2020年6月まで、民主派は区議会で反修例運動に関連する議案を提出し、当局の行動に対する追及や、警察の暴力行為への非難によって、デモ全体への支持を示した。このような行動は中国共産党中央および特区政府によって「国家分裂」「港独(香港独立)」を宣伝するものとみなされ、これを根拠に港区国安法が制定され、さらに2021年には「宣誓及声明条例(香港法例第101章)」が改正され、区議員は特区および基本法への忠誠を誓うことが求められた[9]。この法案可決に際して、数十名の区議員がこの規定に反対して辞職した[10][11]。2021年7月、政府が民主派議員の宣誓を禁じ、就任以来の報酬や手当を回収する計画を立てているとの噂が流れ、60名以上の議員が辞職し、さらに8名は拘束されるか、国安法違反などの理由で香港を離れることとなった。その結果、民主派は複数の区議会で主導権を失った[12]。その後、全香港の区議員が段階的に宣誓を完了し、49名の議員は宣誓が無効とされ免職された。最終的に、7割以上の席が空席となり、いくつかの区議会は人数不足で機能しなくなったが、当局は「抗疫を優先する」という理由で補欠選挙を実施しなかった[13]。
2021年5月、第13期全国人民代表大会は香港の選挙制度改革を開始し、行政長官および立法会選挙制度の改善が行われた。
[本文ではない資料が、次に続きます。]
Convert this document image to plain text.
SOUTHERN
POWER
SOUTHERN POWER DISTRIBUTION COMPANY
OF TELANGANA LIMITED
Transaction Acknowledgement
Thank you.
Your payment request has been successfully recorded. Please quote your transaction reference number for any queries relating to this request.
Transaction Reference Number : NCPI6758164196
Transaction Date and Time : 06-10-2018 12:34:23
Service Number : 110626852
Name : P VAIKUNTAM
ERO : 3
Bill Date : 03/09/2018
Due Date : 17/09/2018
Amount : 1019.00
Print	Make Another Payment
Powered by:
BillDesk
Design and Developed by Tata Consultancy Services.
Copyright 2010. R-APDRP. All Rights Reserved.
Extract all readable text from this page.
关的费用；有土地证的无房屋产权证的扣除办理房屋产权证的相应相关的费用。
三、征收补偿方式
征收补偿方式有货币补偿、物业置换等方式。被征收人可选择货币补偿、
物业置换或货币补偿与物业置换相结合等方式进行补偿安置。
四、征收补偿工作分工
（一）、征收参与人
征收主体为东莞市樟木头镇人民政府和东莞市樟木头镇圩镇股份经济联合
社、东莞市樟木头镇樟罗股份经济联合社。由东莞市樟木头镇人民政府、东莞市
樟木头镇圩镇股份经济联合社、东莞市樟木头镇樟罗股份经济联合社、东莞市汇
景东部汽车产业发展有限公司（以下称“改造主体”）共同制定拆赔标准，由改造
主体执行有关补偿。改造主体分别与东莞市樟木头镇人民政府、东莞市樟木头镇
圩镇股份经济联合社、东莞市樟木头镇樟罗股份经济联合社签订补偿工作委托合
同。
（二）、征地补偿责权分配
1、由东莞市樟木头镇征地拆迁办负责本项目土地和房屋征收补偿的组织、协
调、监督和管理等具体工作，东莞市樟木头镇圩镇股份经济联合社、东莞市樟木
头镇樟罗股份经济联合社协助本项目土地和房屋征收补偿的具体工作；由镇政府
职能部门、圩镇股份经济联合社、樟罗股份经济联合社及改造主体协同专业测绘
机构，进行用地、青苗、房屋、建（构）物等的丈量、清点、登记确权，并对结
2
改正後、建制派は2021年12月の立法会選挙で90議席中89議席を獲得し、2022年5月には無競争の行政長官選挙が行われ、警察出身の李家超が再選を断念した林鄭月娥に代わり香港第6代行政長官に就任した。
『星島日報』の2023年2月の報道によれば、国務院香港澳門事務辦公室主任夏宝龍は深圳にて香港代表団と面会後、区議会の大規模改革に合意した。改革により、直接選挙による議席は大幅に減少し、全体の三分の一にまで縮小され、残り三分の二は間接選挙または任命で決定されることとなった。また、選挙方式も単純小選挙区制から単記非移譲式投票制へ変更されることとなった[14]。
李家超行政長官は2023年5月2日に改革案を発表し、区議会を民生問題に焦点を当てさせること、政治的要素の排除、国家安全を守ること、愛国者治港の確保、暴力分子による議会操縦と麻痺の防止を強調した。李はこの改革が後退ではなく、過去に「間違った道を行った」ものであると述べ、改革後の区議会はより代表性を持つようになると説明した[1]。 2023年7月6日、第7期立法会は三読で「2023年区議会修訂条例草案」を出席議員89人中88票の賛成、反対・棄権なしで通過させた[2]。2023年7月10日、「2023年区議会修訂条例草案」は公告され発効した[3][4]。
内容
李家超は、区議会改革案が国家安全を最優先の課題としており、一国二制度を忠実に実行することを指針として、愛国者治港と行政主導の原則を確保することを目的としていると述べた[15][16]:
- 指定公務員である民政事務専員が区議会主席を務め、区議会の職務を指導する権限を与えられるとともに、区議会議員の互選による主席選出が廃止され、区議会副主席職も廃止された。
- 区議会の構成は変更され、議員は委任、地区委員会界別選挙、地方選挙区選挙、当然議員によって選出されることになった:内訳として、179席は委任議席、176席は地区委員会界別選挙による議席、88席は地方直接選挙による議席となり、それぞれ議員数の約40%、40%、20%を占めることになる。さらに、新界の27議席は伝統的に郷事委員会主席が担う当然議員議席として残され、全体で470席となり、従来の479席にほぼ相当することとなった。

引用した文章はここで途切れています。